In that first glance he had of them he thought they must be Romans. He had little to judge by save their hair dressing, and only a
momentary glimpse of that; for, as he raised his head, his eyes met the strange, smoke-bitie eyes of a woman who leaned upon the marble rim just in front of him, and above. A little space separated her from those on each side. He had the swift impression that she was of higher rank than the rest—some fleeting touch of arrogance and pride in the face looking down on him. And it was a familiar face. Why he could not guess, but in that glimpse of her he was sure that he had seen those features somewhere before, and recently.
Then she lifted one bare arm upon whose whiteness the sun struck dazzlingly, and pointed downward. From behind her came the sound of metal upon stone, and in the blinding light he saw a man’s arm move swiftly. The sun struck upon a long shaft of steel. The spear was hurtling straight for his breast as his hands flew to his belt. The switches clicked, and in one great sweeping blur the whole scene vanished.
After that came a blurry interval of unthinkable inertness. The centuries poured past. Then reality burst upon him again as the switches clicked off. He choked suddenly and gasped as air thicker and moister than the air of a tropical swamp smothered his lungs. He stood there for a moment struggling with it, forcing himself to evener breathing, as his bewildered gaze swept the scene before him.
He stood in a square of ruined walls that must
once have been a small building, though roof and sides had vanished now and little was left but a crumbling square outlining the long-fallen house. To one side a higher heap of stone, which was all that was left of the western wall, obstructed his view of what lay beyond. Over the fallen blocks before him he could see a vast paved square dotted with other buildings fallen into ruin. And beyond these, under a heavily clouded sky through which the obscured sun poured in a queer, grayly radiant light, buildings of barbaric colors and utterly alien architecture lifted their Cyclopean heights, massive as the walls of Kamak, but too strangely constructed to awake any memories.
Even at this distance he recognized those darker blotches upon the tremendous walls as the sign of a coming dissolution. It was a city more awfully impressive than any he had ever dreamed of, standing gigantic under the low, gray sky of this swamplike world—but its glory was past. Here and there gaps in the colossal walls spoke of fallen blocks and ruined buildings. By the thick, primordial air and the swamp smell and the unrecognizable architecture he knew that he gazed upon a scene of immortal antiquity, and his breath came quicker as he stared, wondering where the people were whose
Cyclopean city this was, what name they bore and if history had ever recorded it.

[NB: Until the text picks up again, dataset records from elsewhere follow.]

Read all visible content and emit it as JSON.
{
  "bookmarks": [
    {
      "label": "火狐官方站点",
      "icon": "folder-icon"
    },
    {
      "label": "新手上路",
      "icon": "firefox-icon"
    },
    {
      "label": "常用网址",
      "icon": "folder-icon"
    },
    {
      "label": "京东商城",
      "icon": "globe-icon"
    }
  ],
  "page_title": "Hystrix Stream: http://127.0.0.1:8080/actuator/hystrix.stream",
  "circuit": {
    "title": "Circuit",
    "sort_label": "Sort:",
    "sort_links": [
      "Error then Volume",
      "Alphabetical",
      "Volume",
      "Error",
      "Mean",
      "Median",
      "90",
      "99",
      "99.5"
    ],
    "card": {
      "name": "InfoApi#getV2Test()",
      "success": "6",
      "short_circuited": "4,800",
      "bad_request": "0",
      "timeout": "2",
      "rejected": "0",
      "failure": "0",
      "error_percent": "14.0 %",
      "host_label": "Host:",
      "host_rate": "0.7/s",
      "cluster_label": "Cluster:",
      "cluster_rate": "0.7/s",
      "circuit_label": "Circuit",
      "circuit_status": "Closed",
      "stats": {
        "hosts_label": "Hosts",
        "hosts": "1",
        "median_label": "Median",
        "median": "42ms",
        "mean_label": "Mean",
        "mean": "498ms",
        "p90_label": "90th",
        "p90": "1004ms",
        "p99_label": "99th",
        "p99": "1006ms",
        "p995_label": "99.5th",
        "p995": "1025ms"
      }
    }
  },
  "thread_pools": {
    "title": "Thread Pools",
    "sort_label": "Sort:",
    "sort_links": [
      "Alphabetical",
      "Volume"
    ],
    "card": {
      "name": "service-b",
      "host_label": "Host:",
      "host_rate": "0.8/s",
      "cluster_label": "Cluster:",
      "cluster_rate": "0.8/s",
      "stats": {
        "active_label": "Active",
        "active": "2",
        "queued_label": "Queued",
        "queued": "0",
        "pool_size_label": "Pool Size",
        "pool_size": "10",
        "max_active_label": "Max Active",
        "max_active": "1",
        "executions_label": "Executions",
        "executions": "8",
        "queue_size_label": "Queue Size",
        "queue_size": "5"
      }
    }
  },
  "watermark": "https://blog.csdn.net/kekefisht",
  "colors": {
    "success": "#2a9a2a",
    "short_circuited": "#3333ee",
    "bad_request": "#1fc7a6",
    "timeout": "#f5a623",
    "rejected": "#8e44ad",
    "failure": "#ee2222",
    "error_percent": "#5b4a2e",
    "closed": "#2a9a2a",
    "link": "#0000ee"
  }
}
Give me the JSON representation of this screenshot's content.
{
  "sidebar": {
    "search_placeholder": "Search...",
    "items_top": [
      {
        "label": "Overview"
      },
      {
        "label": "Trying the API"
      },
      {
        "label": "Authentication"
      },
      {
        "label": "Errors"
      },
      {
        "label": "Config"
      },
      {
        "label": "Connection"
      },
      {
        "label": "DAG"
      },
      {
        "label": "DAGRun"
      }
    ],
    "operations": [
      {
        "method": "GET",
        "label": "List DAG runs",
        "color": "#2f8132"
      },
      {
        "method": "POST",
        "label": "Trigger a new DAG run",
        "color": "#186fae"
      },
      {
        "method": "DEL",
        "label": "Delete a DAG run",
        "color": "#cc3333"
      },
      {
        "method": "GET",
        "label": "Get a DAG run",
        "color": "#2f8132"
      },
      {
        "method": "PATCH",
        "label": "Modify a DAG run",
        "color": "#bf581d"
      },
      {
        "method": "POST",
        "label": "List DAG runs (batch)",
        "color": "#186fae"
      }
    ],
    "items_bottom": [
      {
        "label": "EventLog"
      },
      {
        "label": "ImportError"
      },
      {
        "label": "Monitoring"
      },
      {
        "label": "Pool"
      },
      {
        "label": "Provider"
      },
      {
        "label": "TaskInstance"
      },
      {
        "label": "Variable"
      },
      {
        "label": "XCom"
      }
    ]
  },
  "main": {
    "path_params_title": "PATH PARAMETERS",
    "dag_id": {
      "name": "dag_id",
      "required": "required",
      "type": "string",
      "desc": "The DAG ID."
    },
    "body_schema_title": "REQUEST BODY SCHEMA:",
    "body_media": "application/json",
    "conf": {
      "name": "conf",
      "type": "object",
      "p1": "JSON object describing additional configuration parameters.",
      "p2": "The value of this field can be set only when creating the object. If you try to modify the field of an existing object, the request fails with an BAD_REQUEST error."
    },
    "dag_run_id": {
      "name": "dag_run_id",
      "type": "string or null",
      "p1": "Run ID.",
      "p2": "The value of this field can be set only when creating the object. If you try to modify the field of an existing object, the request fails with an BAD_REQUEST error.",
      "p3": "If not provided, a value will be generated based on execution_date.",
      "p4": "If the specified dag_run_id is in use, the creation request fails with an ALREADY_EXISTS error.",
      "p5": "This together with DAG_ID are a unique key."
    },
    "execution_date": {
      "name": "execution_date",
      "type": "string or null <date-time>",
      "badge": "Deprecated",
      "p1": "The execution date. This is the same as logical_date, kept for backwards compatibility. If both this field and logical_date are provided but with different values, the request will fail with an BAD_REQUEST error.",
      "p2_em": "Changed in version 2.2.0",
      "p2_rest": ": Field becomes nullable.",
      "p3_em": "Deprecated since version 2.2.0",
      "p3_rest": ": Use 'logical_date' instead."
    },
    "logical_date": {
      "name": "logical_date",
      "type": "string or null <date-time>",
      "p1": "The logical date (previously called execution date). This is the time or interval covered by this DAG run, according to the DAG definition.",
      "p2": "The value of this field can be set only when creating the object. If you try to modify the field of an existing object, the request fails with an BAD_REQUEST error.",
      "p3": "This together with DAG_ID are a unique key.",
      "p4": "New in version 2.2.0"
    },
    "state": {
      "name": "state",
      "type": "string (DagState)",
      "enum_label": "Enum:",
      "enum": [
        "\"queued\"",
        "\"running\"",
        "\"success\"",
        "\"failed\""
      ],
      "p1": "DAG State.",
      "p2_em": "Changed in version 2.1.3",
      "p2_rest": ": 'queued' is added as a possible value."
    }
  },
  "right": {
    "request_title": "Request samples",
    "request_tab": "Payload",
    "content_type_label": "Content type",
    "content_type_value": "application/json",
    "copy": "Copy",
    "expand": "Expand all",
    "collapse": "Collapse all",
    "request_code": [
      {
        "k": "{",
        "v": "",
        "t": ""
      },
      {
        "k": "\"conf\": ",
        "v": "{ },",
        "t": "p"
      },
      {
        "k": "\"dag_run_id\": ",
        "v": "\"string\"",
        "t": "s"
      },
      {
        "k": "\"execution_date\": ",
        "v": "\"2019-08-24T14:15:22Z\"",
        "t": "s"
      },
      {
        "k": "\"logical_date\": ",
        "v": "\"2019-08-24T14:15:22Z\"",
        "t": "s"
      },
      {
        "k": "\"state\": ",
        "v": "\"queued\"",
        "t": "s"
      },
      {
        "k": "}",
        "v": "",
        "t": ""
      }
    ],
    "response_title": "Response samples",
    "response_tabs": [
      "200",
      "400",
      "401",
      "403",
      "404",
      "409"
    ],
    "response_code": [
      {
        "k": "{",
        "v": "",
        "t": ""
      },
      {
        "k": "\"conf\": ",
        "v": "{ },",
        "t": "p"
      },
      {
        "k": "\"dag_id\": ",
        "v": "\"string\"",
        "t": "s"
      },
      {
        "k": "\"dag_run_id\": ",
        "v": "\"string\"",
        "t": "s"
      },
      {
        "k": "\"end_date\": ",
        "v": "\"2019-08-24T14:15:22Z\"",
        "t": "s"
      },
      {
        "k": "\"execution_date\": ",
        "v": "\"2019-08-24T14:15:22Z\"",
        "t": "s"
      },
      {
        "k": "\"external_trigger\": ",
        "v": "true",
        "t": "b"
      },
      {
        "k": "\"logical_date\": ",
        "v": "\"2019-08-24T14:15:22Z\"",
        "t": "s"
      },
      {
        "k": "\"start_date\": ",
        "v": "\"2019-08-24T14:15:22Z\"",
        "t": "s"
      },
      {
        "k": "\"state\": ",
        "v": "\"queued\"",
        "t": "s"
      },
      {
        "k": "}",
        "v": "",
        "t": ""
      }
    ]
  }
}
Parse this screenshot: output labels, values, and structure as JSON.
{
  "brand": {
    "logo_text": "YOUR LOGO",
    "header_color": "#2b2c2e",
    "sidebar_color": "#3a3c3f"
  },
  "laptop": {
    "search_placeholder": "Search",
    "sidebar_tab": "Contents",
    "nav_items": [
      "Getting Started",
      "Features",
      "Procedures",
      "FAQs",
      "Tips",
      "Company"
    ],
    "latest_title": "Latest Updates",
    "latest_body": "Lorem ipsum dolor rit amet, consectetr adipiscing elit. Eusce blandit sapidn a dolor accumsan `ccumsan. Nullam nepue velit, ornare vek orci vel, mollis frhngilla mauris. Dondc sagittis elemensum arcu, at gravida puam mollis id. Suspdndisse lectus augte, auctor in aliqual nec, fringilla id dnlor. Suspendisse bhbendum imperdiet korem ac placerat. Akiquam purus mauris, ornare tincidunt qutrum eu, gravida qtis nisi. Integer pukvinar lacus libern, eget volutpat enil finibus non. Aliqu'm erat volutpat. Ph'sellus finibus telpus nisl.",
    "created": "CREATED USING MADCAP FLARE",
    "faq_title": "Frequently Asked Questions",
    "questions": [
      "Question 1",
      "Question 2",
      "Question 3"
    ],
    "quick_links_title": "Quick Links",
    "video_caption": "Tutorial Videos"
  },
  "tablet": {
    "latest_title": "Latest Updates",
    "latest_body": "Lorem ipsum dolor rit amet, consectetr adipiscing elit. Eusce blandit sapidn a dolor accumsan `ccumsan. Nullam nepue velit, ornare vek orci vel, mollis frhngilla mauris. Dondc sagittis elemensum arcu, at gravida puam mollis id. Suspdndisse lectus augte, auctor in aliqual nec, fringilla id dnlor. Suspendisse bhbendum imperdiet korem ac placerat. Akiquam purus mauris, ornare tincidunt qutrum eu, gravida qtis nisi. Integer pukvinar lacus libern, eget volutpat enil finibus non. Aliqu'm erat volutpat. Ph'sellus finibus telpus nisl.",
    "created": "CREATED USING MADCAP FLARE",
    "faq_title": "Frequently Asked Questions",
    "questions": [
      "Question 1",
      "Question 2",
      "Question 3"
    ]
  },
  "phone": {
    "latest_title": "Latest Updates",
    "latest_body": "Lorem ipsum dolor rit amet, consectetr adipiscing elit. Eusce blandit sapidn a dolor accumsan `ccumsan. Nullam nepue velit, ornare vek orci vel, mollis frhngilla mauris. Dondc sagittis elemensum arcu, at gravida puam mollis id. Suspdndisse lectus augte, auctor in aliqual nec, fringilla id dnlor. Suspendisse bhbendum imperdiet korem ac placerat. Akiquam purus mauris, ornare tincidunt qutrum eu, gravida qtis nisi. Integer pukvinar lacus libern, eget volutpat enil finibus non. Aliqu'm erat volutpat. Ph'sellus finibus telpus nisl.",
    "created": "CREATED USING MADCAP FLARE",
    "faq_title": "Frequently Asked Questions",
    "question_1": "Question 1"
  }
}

A medley of curious sounds coming nearer awoke him from the awed trance into which he had sunk. Feet shuffling over pavement, the clang of metal shivering against metal, hoarse breathing, and a strange, intermittent hissing he could not account for. It came from that part of the great square which the crumbling wall beside him hid.
That queer hissing sounded loud. Some one yelled in a growling guttural, and he heard the beat of running feet, staggering and uncertain, coming nearer. Then a figure that was a dazzle of white and scarlet flashed through the aperture in the crumbling wall where a door must once have been. It was a girl. Her choked breath beat loud in the narrow place, and the scarlet that stained and streaked her was bright blood that gushed in ominous spurts from a deep gash in her side. She was incredibly white in the sunless day of this primordial city. Afterward he could never remember much more than that—her dazzling whiteness and the blood pumping in measured spurts from severed arteries—and the smoke blueness of her eyes.